When you have an automated system that has irregular behavior to a given input, we call that a bug. Bugs exist in all software, not always unique, but always present. This software is no different than any other. It will have errors. Because the software is categorizing faces, its errors will result in miscategorizing them. The only relevant questions to this are how frequent these errors are and how disparate they are across racial lines.
Another reference: this one is a Tool-Assisted Speedrun of a game that relies on basic image recognition software. While not entirely related, it does show how error-prone these algorithms can be. It's also fun to watch. https://youtu.be/mSFHKAvTGNk
Nobody likes the stories. No reasonable person is celebrating them. You’re not in disagreement with anyone.
These stories are about how we also deeply care about labels and categorization. Aren't we just looking at the natural selection (making them not "last long") of these way too rough AIs that step on bounderies that are pretty important to a lot of people ?
Oh well, it's the times we live in.
If people simply laughed at the results and fixed the problems they'd miss all the endorphin rush of outrage.
From what I can tell the only fix here is a hardcoded workaround outside the net, or a substantially more powerful architecture.
I think the conversation can be made a lot simpler.
AI isn’t ready for anything important. Done. That’s it. If one of the pioneers in the field can’t determine black peoples from primates - it isn’t ready for driving or war or legal matters or really anything of importance.

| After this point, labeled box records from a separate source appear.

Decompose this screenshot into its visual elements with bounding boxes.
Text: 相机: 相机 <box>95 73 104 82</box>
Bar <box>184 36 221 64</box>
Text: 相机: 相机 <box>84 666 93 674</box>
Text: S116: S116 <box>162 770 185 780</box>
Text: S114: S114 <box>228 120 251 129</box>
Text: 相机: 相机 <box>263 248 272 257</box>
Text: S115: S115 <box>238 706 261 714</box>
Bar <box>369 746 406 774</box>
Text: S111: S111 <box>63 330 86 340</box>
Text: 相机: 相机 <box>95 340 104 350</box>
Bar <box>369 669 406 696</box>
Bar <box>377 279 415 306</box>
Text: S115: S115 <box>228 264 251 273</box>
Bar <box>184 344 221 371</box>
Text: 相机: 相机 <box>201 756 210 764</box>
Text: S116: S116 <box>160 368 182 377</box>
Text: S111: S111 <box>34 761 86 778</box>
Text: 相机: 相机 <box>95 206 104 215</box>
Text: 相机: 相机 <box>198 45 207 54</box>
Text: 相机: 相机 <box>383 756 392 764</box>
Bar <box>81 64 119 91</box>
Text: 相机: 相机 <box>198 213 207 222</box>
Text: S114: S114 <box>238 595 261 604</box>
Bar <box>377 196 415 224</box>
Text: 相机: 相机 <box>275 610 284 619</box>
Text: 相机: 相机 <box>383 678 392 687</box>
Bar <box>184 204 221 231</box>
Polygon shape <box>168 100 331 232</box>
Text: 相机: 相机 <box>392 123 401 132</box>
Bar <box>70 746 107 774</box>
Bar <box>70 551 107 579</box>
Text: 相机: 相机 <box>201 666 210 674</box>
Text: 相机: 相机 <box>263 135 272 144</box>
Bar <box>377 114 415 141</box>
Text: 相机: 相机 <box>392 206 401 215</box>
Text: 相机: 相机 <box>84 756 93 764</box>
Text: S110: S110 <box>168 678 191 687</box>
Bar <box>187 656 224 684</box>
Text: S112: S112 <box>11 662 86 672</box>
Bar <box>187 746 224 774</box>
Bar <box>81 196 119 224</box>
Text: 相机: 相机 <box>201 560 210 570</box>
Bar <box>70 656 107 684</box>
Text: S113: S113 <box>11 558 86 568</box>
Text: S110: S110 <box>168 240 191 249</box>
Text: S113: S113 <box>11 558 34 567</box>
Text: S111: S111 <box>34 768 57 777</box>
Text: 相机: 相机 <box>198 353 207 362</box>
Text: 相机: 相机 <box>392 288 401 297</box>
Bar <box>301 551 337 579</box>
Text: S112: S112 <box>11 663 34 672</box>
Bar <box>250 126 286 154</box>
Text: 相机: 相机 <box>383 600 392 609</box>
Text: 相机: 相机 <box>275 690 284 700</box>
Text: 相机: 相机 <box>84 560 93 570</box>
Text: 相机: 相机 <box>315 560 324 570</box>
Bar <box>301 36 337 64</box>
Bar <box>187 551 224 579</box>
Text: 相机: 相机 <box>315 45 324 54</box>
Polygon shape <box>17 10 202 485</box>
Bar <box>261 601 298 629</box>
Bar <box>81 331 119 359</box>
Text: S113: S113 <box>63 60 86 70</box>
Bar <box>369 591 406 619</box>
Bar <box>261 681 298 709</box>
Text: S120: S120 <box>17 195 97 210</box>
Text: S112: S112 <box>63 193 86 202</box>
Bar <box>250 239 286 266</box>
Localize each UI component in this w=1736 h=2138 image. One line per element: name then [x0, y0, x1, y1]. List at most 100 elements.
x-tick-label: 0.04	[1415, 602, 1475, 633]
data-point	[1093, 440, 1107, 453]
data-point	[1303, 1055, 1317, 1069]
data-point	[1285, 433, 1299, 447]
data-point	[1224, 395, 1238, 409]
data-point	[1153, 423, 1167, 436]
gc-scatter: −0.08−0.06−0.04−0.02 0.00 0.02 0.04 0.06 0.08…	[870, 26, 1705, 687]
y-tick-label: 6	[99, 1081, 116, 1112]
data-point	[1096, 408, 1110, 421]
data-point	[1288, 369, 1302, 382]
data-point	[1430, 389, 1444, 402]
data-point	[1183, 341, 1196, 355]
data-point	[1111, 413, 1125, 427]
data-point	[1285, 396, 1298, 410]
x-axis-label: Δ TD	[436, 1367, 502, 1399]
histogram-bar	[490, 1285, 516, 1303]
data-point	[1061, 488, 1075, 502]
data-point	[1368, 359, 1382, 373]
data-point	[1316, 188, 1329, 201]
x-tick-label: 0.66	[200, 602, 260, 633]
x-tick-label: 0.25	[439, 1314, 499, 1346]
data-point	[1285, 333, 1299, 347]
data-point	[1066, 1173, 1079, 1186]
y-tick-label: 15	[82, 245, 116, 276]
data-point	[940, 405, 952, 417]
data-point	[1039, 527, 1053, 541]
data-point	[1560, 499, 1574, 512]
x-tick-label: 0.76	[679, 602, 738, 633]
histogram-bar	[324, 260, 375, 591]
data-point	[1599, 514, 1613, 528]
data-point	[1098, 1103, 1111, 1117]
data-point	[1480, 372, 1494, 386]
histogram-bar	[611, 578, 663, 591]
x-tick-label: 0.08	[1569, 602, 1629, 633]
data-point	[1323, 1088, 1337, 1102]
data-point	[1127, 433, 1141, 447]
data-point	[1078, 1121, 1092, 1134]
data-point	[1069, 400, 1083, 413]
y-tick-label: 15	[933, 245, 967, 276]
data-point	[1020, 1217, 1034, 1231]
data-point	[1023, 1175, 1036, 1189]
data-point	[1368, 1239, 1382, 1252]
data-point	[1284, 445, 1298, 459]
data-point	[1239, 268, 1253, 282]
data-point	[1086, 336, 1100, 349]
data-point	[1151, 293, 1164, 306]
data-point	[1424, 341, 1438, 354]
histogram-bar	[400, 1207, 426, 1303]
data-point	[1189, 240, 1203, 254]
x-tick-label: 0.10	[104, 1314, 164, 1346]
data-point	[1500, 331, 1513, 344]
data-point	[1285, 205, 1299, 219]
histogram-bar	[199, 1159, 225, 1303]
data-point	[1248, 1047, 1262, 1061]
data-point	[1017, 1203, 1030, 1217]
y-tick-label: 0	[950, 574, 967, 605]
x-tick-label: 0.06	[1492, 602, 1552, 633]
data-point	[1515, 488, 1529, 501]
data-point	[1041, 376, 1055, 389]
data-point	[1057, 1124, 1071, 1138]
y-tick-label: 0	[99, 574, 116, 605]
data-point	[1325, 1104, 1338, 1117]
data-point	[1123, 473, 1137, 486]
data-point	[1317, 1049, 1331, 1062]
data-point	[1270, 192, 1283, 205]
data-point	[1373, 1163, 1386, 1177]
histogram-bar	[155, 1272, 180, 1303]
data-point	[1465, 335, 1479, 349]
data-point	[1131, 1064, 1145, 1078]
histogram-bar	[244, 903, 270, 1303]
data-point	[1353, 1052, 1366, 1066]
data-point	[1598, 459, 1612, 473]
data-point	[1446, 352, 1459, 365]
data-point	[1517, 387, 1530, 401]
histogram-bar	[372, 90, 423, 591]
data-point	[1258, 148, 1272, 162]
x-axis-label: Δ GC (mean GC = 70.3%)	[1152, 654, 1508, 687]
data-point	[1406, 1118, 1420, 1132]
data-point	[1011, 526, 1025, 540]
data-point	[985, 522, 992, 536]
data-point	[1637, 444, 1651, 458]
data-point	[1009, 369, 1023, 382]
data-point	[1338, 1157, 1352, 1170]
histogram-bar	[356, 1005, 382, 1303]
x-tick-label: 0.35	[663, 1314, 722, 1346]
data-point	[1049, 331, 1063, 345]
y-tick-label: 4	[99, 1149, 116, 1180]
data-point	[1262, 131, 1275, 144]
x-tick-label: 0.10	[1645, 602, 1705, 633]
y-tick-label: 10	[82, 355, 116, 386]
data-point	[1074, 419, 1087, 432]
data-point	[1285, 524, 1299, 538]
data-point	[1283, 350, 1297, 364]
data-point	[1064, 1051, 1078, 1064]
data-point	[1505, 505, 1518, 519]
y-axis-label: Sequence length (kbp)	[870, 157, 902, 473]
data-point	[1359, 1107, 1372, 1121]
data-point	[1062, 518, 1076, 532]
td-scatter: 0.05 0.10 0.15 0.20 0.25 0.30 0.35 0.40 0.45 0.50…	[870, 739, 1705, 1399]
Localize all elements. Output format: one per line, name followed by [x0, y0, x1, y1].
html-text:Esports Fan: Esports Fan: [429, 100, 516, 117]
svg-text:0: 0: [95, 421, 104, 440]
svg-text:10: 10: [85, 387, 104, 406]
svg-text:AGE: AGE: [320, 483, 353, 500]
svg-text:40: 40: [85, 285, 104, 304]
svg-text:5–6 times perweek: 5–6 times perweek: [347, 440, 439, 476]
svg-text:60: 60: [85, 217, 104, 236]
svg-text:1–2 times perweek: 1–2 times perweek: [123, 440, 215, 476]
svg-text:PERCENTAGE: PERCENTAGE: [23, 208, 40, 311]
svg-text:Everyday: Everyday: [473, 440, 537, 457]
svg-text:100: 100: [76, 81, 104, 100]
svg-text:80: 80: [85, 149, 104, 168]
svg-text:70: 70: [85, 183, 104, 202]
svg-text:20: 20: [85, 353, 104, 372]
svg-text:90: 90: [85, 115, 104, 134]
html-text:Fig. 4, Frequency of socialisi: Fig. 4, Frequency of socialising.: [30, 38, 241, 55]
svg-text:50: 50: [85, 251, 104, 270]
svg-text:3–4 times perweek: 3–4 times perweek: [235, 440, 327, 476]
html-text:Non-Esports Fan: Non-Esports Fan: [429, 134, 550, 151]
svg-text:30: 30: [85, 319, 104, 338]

I think we (colloquial) made something kinda cool and jumped the gun on when and where to use it.
Facebook disabled Thai-to-English translation back in April because it translated the queen as “slut” and it’s been disabled since.
Maybe we should learn to accept non-fatal errors from applications instead of forcing things to stop entirely.
I find it ridiculous that my Photos app suggests I change monkey to “lemur” while I have plenty of photos of monkeys and zero of lemurs.
If you shine enough light on it, apparently the brand does. If a human were to do this, the company would immediately fire the employee and cut all ties with them. But as the article points out, 'fixing' an AI mistake isn't really a fix at all:
> [Google] said it was "appalled and genuinely sorry", though its fix, Wired reported in 2018, was simply to censor photo searches and tags for the word "gorilla".